Verifying your Assumptions
Independence
- Review the experimental protocol, check out the equipment
used. Could your subjects confer together and share their
opinions? Did they know whether they were assigned to the
treatment or to the control group? Could your instrumentation lose
its calibration? Was there contamination carried over from one
determination to the next? What you can do here will depend on the
context of the study, and how much information, in addition to
numerical data, is available to you.
- If you suspect that there is autocorrelation, you can check
the data with lagged scatter plots or with Time Series Analysis,
but these methods are only useful if there are several hundred
observations in the series.
Normality
- Try histograms, stem-and-leaf-plots, box plots, probability
plots (look for these in MINITAB or SPSS, or use qqnorm() in R, they aren't on the
course), anything that will indicate if the shape of the
distribution departs too much from a symmetric bell curve.

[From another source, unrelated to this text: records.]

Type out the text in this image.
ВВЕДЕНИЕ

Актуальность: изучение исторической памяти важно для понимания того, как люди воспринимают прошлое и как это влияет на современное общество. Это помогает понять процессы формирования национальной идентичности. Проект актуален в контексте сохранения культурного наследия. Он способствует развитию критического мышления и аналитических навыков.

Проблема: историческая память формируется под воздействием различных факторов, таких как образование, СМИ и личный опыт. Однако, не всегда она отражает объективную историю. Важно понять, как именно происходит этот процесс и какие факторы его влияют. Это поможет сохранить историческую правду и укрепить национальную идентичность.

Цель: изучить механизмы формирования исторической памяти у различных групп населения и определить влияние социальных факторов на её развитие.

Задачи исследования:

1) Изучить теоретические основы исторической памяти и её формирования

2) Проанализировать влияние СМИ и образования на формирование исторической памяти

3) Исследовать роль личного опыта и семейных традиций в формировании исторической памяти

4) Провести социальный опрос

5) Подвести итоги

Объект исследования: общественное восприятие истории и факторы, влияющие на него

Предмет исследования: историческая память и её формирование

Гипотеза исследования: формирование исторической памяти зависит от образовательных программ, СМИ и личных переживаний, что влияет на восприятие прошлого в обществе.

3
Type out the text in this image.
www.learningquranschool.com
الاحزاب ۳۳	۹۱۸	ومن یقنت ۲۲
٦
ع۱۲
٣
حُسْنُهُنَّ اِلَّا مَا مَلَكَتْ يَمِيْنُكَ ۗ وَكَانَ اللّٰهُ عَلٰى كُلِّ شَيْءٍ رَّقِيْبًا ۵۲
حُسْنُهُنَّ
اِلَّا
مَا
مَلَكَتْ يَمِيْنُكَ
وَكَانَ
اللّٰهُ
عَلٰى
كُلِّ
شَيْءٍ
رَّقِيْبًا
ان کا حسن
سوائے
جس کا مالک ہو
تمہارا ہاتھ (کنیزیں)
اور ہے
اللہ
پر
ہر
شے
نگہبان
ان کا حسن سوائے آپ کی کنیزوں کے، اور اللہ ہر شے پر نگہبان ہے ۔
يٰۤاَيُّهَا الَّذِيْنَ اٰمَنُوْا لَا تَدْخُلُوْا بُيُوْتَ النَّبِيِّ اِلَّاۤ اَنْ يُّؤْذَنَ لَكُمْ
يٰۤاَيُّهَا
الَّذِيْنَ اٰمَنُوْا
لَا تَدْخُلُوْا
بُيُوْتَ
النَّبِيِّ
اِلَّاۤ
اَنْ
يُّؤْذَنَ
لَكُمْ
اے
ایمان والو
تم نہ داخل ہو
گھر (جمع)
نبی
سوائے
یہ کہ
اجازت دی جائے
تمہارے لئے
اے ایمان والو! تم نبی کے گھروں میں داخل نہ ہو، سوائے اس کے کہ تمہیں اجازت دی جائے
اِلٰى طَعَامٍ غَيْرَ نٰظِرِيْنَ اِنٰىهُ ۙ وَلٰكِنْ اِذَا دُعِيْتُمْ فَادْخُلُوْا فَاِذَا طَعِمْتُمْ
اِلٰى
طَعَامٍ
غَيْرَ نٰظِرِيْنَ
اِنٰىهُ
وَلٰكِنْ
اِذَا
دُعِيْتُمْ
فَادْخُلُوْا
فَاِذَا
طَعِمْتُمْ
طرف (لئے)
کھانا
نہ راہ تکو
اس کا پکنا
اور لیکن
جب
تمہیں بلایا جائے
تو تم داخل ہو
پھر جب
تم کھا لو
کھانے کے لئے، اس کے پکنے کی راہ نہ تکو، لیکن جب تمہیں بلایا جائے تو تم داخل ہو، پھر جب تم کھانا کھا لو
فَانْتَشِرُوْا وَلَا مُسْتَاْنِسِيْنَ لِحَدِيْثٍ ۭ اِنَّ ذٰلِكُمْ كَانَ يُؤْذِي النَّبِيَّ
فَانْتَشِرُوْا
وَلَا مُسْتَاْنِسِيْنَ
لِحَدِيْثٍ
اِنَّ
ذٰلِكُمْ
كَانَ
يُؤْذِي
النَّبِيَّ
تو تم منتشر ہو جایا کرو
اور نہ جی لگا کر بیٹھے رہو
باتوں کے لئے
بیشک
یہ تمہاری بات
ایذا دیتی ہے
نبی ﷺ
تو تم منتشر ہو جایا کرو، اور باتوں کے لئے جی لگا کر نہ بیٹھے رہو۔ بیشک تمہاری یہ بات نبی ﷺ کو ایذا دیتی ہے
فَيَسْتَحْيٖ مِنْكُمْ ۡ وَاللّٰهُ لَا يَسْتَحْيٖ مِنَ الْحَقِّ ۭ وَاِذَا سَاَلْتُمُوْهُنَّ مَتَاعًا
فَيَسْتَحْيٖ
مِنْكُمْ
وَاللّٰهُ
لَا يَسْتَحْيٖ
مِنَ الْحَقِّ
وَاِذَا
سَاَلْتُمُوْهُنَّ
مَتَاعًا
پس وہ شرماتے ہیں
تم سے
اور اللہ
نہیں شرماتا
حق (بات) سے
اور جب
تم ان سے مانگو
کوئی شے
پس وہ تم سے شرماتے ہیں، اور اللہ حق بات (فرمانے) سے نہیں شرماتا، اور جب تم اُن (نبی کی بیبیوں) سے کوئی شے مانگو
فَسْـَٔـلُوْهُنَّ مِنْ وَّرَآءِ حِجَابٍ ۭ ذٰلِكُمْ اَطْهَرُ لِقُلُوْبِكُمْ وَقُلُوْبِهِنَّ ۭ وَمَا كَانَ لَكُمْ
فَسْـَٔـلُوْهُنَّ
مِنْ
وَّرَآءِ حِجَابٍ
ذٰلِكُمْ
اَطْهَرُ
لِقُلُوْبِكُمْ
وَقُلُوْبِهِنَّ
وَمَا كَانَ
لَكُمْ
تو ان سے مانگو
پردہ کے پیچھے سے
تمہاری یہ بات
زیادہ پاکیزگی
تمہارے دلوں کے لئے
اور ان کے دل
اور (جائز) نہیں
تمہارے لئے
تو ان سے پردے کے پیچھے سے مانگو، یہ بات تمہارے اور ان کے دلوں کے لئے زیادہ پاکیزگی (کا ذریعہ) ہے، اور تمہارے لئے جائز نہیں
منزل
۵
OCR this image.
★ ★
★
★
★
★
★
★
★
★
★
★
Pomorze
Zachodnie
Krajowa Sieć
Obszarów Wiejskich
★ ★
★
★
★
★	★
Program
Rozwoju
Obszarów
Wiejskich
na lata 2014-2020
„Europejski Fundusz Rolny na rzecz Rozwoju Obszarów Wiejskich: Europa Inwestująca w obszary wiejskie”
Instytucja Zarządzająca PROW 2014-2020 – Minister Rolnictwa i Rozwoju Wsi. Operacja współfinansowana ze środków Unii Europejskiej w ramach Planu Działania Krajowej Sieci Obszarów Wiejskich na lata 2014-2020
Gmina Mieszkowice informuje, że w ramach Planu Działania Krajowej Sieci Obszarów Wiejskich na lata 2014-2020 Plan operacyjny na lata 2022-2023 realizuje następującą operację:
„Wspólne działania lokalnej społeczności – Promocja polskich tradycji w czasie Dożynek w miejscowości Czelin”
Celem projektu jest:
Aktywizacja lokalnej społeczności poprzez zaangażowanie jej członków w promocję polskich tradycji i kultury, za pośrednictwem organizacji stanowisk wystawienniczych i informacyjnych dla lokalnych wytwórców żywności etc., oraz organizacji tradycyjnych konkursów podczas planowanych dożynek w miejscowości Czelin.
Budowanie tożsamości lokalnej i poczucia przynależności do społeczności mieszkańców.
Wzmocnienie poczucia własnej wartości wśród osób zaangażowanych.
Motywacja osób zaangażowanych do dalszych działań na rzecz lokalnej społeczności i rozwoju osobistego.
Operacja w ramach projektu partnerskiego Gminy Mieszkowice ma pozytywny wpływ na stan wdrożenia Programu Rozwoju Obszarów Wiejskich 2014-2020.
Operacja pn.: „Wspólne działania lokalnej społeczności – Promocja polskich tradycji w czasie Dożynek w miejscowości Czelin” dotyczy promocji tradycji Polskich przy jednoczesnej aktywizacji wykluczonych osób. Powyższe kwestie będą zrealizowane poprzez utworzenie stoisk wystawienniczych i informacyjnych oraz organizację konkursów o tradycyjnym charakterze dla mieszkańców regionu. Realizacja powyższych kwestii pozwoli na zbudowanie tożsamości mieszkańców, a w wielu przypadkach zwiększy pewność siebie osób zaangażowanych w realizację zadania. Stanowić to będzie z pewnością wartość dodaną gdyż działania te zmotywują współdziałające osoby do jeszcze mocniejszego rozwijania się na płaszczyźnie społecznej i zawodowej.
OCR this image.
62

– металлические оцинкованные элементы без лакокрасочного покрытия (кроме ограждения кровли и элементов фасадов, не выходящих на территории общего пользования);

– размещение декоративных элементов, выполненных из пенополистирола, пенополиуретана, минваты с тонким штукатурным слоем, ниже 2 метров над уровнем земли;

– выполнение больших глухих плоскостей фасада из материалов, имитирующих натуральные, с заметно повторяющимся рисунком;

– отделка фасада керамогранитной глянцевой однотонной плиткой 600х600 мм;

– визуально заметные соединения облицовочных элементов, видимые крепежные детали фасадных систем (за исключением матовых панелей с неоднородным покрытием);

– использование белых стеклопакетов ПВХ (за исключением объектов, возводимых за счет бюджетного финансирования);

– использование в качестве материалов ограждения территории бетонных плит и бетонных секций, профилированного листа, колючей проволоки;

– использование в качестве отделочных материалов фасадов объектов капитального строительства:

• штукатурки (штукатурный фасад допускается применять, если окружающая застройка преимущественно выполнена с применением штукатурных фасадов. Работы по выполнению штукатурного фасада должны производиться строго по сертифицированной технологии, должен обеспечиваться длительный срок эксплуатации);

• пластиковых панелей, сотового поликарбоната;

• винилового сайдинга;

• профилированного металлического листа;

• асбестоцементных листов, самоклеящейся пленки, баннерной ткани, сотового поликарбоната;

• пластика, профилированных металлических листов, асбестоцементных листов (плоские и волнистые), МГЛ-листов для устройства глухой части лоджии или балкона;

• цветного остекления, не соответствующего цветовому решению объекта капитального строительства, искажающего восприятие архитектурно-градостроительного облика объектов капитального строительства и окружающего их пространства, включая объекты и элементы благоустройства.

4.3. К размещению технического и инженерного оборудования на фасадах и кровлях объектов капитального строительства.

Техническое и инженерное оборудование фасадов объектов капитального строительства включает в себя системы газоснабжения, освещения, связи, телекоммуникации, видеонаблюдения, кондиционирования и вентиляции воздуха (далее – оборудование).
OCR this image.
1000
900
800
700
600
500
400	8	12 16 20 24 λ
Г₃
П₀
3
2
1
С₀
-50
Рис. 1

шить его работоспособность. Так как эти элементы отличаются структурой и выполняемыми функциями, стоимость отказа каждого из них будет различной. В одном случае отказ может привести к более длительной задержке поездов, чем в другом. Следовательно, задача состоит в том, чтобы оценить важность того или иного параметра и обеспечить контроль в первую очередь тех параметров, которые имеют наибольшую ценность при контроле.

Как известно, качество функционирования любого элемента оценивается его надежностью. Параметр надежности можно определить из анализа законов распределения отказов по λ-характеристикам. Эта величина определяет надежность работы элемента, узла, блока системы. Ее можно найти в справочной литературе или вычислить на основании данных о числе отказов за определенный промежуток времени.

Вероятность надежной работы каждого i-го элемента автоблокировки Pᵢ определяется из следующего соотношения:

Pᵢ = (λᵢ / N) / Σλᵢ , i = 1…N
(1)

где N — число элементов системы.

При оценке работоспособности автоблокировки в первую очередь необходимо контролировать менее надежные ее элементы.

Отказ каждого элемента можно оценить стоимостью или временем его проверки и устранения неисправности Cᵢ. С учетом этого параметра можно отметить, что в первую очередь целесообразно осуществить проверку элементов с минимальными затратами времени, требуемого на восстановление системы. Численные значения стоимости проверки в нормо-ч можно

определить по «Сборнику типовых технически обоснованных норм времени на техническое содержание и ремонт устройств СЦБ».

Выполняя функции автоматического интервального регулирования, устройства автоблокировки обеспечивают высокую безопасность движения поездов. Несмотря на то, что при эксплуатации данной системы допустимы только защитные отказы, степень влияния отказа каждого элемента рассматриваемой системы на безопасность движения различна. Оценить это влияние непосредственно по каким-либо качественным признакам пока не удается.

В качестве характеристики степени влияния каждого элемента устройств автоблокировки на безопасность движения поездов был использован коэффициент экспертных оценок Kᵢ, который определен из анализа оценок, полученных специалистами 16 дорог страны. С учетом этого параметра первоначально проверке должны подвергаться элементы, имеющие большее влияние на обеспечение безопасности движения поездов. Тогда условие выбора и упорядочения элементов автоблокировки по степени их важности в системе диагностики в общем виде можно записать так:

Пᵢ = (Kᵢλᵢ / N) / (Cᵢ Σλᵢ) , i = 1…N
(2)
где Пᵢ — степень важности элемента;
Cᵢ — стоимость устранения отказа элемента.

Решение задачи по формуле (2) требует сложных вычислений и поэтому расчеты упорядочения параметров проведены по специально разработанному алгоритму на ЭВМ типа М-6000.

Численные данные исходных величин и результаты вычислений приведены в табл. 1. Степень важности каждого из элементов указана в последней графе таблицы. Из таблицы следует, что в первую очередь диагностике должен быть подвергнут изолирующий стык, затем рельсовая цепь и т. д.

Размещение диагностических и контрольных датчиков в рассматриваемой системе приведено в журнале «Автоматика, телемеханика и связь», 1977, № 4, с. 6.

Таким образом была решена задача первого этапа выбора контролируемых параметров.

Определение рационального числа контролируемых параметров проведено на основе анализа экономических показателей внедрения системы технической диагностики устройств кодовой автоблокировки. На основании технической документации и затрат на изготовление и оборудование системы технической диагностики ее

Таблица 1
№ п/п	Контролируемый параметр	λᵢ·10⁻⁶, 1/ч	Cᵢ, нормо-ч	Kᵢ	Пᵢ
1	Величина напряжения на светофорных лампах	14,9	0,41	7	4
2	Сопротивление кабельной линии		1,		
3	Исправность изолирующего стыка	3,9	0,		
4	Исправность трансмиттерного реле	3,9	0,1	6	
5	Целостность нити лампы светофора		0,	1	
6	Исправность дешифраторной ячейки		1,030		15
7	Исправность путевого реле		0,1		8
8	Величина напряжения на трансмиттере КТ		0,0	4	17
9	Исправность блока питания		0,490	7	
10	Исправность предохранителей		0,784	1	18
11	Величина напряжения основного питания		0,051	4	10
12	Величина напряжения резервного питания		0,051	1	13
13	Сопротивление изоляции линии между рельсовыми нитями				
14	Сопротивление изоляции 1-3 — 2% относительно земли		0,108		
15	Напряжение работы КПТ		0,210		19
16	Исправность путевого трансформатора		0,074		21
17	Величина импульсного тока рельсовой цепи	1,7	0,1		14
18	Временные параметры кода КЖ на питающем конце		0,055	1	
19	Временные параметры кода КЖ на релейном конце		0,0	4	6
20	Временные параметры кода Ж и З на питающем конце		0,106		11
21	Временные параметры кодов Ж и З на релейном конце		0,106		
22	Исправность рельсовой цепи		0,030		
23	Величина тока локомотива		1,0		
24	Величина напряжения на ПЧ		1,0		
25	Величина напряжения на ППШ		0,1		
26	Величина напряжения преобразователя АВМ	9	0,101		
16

None of
these plots will tell you much unless you have at least 40 or 50
observations.
Homoscedasticity
- If you are comparing means in different groups, you usually
want to assume that the variance is the same in each group. You
can compare two variances using the F-test, but you know that the
test isn't very powerful unless you have a large sample in each
group and it isn't even valid unless you have independent normal
data from each group (see above!).
- Comparative Box Plots are a useful way of checking the data to
see if the dispersion is more or less comparable in each group.
- If the variance increases with the mean (groups with larger
means are more variable), then try log or square-root
transformations. Redraw the comparative box plots to see if the
variances are more equal with the transformed data. Of course,
comparing means of transformed data isn't the same as comparing
means in the original scale, but that is an unavoidable problem
with transformations.
Linearity
- If you have repeated x-values in a simple linear regression, you can compute "Pure Error" and "Lack of Fit" terms in the regression ANOVA to test the assumption that the true relationship is a straight line. A less satisfactory method is to fit a quadratic model and test to see if the fit is significantly better than the linear model.
Robustness
A statistical method is said to be "Robust" if it does what it is supposed to do even if the assumptions aren't satisfied. Generally, methods are more robust in large samples than they are with small samples. This is frustrating, because it is only with large samples that you can test the assumptions.
An example is the t-test. The t distribution is only justified if
the data are independent and normal, but if there are enough degrees
of freedom the t distribution becomes a standard normal so it doesn't
make much difference whether you treat the variance as known or
estimated, hence the assumption that s2 is distributed as
a Chi-square (which is only true for normal data) is no longer
important.